Drug distributors reach $75 million opioid settlement with Cherokee Nation

Oxycodone pain pills

Oxycodone pills. Photo: John Moore/Getty Images

The nation's three largest drug distributors reached a $75 million settlement agreement Tuesday with the Cherokee Nation to resolve a lawsuit alleging the companies contributed to an opioid crisis in the tribe's territory.

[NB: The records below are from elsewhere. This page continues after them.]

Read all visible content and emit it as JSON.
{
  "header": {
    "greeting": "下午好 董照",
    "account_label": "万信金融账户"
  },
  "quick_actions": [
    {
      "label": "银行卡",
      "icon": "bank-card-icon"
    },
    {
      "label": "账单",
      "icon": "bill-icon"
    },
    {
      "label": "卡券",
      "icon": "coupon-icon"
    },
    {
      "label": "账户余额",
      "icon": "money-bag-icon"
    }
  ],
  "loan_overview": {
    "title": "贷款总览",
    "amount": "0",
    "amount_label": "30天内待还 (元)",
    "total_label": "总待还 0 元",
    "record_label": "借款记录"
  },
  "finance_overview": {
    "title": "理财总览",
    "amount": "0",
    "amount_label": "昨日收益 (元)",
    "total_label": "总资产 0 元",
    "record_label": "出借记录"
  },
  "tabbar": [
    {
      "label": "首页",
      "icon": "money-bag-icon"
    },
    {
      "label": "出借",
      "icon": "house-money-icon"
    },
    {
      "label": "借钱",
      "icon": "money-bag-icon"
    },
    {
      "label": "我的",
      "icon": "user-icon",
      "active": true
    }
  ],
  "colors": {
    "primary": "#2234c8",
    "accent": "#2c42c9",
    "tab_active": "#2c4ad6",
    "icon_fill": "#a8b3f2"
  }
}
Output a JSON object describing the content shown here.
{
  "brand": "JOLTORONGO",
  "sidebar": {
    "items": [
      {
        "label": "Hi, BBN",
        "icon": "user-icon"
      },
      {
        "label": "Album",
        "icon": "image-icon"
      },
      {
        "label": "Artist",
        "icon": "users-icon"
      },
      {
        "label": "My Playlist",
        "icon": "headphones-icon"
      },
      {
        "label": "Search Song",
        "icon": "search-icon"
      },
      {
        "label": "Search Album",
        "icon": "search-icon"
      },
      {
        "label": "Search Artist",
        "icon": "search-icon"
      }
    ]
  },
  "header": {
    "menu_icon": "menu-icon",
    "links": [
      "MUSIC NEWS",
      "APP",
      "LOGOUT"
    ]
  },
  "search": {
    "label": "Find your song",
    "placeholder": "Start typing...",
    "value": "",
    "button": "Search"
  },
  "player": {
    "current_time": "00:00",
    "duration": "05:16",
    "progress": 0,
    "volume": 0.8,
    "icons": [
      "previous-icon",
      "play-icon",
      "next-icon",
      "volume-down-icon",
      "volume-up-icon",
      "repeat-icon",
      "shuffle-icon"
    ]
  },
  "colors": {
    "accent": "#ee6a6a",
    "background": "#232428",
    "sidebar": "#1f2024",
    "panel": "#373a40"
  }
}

Why it matters: This comes after the three distributors — AmerisourceBergen, Cardinal Health and McKesson — and Johnson & Johnson reached a $26 billion settlement with a group of state attorney generals to settle similar claims, but it did not include any of the nation's Native American tribes.

The big picture: The drug distributors continue to "strongly dispute" the allegations but have agreed to pay the $75 million over a period of six-and-a-half years, per a press release.

  • The distributors also termed the deal "an important step toward reaching a broader settlement with all federally recognized Native American tribes across the country."
  • In 2017, the Cherokee Nation was the first Native American tribe to sue drug distributors and pharmacy operators in connection to the opioid crisis, per Reuters.
  • Tuesday's settlement is the largest in Cherokee Nation history, according to Cherokee Nation news site Anadisgoi.

What they're saying: “Today’s settlement will make an important contribution to addressing the opioid crisis in the Cherokee Nation Reservation," Cherokee Nation Principal Chief Chuck Hoskin Jr. told Anadisgoi.

  • "This settlement will enable us to increase our investments in mental health treatment facilities and other programs to help our people recover,” he added.
  • "We believe today’s settlement will do more to help solve this problem— and solve it sooner — than continued litigation,” Cherokee Nation Attorney General Sara Hill added to Anadisgoi.